Se la crisi ha dato ulteriore vigore alle relazioni economiche sino-africane, che dire dei dubbi sulla loro efficacia come strumento per la crescita? Le cancellerie occidentali, dopo aver manifestato crescenti preoccupazioni di natura politica ed economica, hanno dovuto ammettere che la realtà è più complessa. Certamente la Cina non ha la bacchetta magica per risolvere i problemi del sottosviluppo africano – dall’istruzione alle infrastrutture, dai conflitti alla sanità – ma non è neppure l’orco che ostacola l’applicazione di soluzioni ideate a tavolino in qualche think tank del Nord. Come altri nuovi protagonisti, la Cina sostiene di fornire non aiuto pubblico allo sviluppo, bensì cooperazione internazionale. Il che significa sia porre maggior enfasi sulla costruzione di infrastrutture, sia considerare i crediti pubblici alle esportazione tra i flussi destinati alla cooperazione. Come sempre quando si parla di petrolio, ci sono episodi poco chiari, ed è noto che Pechino non impone condizioni politiche o di governance al proprio intervento, se non il rispetto della One-China policy.
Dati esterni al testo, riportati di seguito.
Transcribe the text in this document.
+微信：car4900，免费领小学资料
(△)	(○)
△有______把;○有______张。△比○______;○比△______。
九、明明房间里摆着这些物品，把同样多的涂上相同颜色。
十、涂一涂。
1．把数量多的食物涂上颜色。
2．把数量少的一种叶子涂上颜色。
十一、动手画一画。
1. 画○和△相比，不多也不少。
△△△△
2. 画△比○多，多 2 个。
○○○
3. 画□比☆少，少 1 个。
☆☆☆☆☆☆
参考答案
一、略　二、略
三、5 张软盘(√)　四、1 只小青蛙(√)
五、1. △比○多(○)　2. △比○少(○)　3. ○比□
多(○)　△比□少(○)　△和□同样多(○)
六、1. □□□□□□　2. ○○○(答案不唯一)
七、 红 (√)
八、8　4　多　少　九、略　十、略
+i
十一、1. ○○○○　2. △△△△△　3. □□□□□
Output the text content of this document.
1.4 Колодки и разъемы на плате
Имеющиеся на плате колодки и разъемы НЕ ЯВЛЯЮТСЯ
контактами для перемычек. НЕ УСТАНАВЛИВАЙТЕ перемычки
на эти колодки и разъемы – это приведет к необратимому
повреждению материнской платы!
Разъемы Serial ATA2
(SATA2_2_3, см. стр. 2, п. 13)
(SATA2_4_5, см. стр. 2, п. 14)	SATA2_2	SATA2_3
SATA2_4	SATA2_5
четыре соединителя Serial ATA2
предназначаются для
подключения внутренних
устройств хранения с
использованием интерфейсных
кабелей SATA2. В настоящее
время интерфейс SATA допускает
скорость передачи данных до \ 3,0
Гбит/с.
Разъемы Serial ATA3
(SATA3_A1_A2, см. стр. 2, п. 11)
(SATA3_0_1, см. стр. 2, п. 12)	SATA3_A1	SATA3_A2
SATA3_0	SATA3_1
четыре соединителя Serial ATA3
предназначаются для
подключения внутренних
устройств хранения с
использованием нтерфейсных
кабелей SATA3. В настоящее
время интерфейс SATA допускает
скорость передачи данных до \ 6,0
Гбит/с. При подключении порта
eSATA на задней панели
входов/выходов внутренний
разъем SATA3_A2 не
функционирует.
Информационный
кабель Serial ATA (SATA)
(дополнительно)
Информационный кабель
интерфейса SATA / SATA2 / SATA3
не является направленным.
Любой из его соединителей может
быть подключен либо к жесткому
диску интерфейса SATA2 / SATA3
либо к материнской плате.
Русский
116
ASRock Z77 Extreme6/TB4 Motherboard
Ma, nel complesso, l’intervento cinese sembra seguire logiche non diverse, e magari anche più proficue, di quelle dei donatori tradizionali.
La Cina continua a offrire prospettive interessanti all’Africa, ma l’Europa può, e deve, giocare la sua parte. L’importante è continuare il dialogo – esemplare in questo senso quello avviato dalla Fondazione per la collaborazione tra i Popoli – per garantire la coerenza dei diversi interventi, costruire sinergie e adattarle alla dinamicità della globalizzazione.